At times I try affirmations and positive attitude, etc. but then something happens to pull me further back down. This, along with many other "real" things has taught me that I am a bad person, not worthy of being healthy, pain-free, happy, or even loved. I have made many self-realizations through the years about myself with the final one being that I will never be "enough".  How can one live with this knowledge of never being enough for yourself and others? I have so many regrets and so much guilt that I can't let go. I don't know how to let go of any of it.

Finally, to the point, am I really going to be capable of benefiting from this program???

Picture of Dianna Cunningham
Re: Doubts
by Dianna Cunningham - Monday, 26 June 2017, 4:13 AM
 

Wendy, please don't give up as you've come very far if you've found this program.  It's an important step in a long journey. I too have considered suicide but found a lot of support here on the forum. 

You're not a bad person and you're not useless. You're in pain and you need to be compassionate to yourself! Start the program slowly and keep working it. You might not get well quickly but you might also be surprised. Many of my doctor's were supportive and somewhat skeptical but at the end of the day just continue on.
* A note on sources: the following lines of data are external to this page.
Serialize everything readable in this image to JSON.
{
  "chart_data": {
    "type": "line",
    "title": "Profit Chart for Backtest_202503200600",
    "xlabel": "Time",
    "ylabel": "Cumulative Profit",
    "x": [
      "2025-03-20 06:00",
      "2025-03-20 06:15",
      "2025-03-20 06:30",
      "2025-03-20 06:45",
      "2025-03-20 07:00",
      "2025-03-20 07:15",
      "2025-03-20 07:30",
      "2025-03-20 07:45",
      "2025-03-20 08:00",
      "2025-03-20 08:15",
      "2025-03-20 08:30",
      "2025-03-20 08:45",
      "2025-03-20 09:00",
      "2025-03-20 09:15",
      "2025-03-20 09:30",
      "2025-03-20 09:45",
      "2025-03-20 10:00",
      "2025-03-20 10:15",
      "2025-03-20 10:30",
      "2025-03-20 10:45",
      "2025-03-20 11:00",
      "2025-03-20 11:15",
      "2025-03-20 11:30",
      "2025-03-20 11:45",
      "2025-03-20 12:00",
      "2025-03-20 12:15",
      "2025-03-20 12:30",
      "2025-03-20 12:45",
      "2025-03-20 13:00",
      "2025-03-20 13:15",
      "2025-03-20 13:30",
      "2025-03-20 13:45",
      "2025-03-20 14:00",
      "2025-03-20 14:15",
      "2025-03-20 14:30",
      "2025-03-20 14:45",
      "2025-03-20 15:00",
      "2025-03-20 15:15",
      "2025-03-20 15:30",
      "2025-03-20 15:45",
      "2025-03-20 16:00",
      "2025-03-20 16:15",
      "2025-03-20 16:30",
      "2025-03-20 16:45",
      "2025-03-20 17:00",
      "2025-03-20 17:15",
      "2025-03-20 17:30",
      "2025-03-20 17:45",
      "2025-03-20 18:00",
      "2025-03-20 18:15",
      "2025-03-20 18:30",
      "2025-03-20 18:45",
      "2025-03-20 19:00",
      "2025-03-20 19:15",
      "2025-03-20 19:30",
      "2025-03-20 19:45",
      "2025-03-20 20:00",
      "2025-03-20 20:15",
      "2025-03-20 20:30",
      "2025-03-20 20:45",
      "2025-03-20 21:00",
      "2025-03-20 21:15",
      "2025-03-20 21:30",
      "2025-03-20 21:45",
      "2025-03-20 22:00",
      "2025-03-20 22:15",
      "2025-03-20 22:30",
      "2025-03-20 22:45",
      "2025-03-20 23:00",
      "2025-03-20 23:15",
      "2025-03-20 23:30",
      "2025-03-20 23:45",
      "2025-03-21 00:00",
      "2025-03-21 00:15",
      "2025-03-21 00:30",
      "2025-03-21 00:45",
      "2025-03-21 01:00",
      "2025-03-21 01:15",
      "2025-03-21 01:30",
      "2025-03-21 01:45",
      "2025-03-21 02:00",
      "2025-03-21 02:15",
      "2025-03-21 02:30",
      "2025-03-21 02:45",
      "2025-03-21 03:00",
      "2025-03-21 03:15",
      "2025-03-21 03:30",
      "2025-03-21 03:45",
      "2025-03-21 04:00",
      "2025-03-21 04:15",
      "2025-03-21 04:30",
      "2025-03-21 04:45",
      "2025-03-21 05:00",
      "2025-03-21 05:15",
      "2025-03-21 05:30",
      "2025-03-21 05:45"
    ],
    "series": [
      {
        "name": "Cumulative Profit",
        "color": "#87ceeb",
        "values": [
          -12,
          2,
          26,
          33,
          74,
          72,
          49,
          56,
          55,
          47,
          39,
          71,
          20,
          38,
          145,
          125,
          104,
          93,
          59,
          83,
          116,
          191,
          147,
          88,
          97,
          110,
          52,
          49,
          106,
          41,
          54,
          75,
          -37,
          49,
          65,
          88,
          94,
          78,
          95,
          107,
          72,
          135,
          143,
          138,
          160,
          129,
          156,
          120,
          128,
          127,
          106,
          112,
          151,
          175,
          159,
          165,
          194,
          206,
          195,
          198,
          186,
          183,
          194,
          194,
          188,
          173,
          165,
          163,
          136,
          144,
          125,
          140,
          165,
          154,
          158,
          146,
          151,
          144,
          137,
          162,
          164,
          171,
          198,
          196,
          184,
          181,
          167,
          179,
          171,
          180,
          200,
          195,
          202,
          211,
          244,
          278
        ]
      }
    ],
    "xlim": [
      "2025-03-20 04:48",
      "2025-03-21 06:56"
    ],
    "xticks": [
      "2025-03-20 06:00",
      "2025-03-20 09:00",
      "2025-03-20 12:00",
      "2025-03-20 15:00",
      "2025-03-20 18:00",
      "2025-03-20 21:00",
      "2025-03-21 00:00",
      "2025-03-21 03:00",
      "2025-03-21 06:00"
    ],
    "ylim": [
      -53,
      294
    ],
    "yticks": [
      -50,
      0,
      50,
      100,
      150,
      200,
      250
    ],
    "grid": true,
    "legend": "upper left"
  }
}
The reason friends and family abandon people in pain is because they get overwhelmed and don't know what to do. That's frustrating for them and you.

Give it a shot and have patience (which I don't have but I'm learning)!


Picture of Howard Schubiner
Re: Doubts
by Howard Schubiner - Monday, 26 June 2017, 1:39 PM
 
Thanks for writing, Wendy.

We are so sad for you and so there with you!! So many of us have been in the same situation. It's so easy to have things just keep piling up and getting worse. One bad thing leads to another!

There is a way out. But it is slow. It takes starting with a single step, literally, a step out of bed, a step to the kitchen, a step outside. It starts with a breath, a single breath of air, a single breath of calmness, a single breath of strength. It starts with a single moment of seeing, of seeing yourself as a good person who has had bad luck, of seeing the sky and the world as not so dangerous, of seeing others who want to help you but don't know how, of seeing yourself as having hope.

Work on these small steps every day.
Write to us every day and we will respond.
Reach out to anyone who will listen or work with you.
Just do a little and see that you can do just that.
Then you'll see that you can do a little bit more.

We're here for you!
Best, Howard
Picture of Barbara Kessler
Re: Doubts
by Barbara Kessler - Tuesday, 27 June 2017, 2:46 AM
 

Hi Wendy,

Thanks for reaching out for help. You have a lot of courage in telling us your story. And, that courage will help you in working the "Unlearn Your Pain" program.  It works if you work at it.  And, progress is slow-at least it has been for me. I also had many doubts about trying this approach for healing.  My guilt and shame kept me trapped in a cycle of self loathing and physical pain. I desperately looked for someone or something to fix me; but, I sure couldn't reveal my pain to anyone.

This program allowed me to get to know myself and start healing.  Not quickly, no miracles. just a slow and steady awakening and acceptance of myself.  New problems crop up and then it's back to basics.  Your letter has reminded me to use this program again for my current stomach distress.  So, thanks Wendy.  And know we are here for you.